Not questionable, says Sasan Power
Reliance Power Limited, in response to this editorial comment, has stated that the relief provided by the Central Electricity Regulatory Commission to its subsidiary, Sasan Ultra Mega Power Project, is on the basis of a true and correct interpretation of the provisions under the power purchasing agreement (PPA), which allows tariff changes as "Change in Law" events.
The company has stated that it did not use any legal alibi. It claimed what it was rightfully and legitimately entitled to under the PPA. In any case, the relief granted by the regulator is on account of the enactment of a new law passed by the Madhya Pradesh government, which qualifies as a change in law. The cess accounts for about 65 per cent of the relief granted to the Sasan project and the imposition of the cess on the sale of power is unique to the state of Madhya Pradesh. Hence, the excise duty change and the cess are not dynamic tools prone to fluctuation, the company has stated.

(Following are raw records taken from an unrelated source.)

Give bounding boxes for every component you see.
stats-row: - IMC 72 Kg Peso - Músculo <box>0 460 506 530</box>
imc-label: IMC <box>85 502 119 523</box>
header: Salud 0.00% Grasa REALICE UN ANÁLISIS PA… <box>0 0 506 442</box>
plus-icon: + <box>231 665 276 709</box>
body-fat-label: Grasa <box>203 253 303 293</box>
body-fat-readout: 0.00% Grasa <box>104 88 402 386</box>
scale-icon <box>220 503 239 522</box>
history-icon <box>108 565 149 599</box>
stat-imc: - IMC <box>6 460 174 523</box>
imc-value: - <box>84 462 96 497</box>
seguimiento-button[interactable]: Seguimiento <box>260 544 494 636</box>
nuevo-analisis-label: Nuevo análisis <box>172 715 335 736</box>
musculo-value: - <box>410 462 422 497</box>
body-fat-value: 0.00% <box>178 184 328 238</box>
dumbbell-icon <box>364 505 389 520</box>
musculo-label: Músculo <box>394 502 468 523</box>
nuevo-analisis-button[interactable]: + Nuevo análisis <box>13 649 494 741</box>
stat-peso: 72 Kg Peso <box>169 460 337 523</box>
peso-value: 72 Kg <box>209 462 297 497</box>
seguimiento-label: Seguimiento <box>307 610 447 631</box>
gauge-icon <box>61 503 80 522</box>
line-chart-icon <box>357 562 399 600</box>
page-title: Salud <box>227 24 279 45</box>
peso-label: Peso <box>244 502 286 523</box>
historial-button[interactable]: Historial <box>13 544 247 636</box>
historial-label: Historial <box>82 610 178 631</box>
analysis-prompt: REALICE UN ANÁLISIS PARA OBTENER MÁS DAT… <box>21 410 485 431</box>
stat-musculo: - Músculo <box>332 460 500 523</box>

It also said that it did not make any low-tariff bids. Its competitive bid submitted had nothing to do with the reliefs provided and any other bidder or developer facing a similar situation would have been provided identical relief. There had been no attempt on the part of the company to repudiate the contract due to any cost pressures, it added.
The company said it has passed on Rs 22 crore per year to power procurers on account of electricity duty reduction. The company runs the Sasan project at a plant load factor of 95 per cent on a tariff of Rs 1.4 per Kwh, which, even after the relief, is substantially lower than the tariff of any other thermal power project in the country.
We take note of these statements and stand corrected.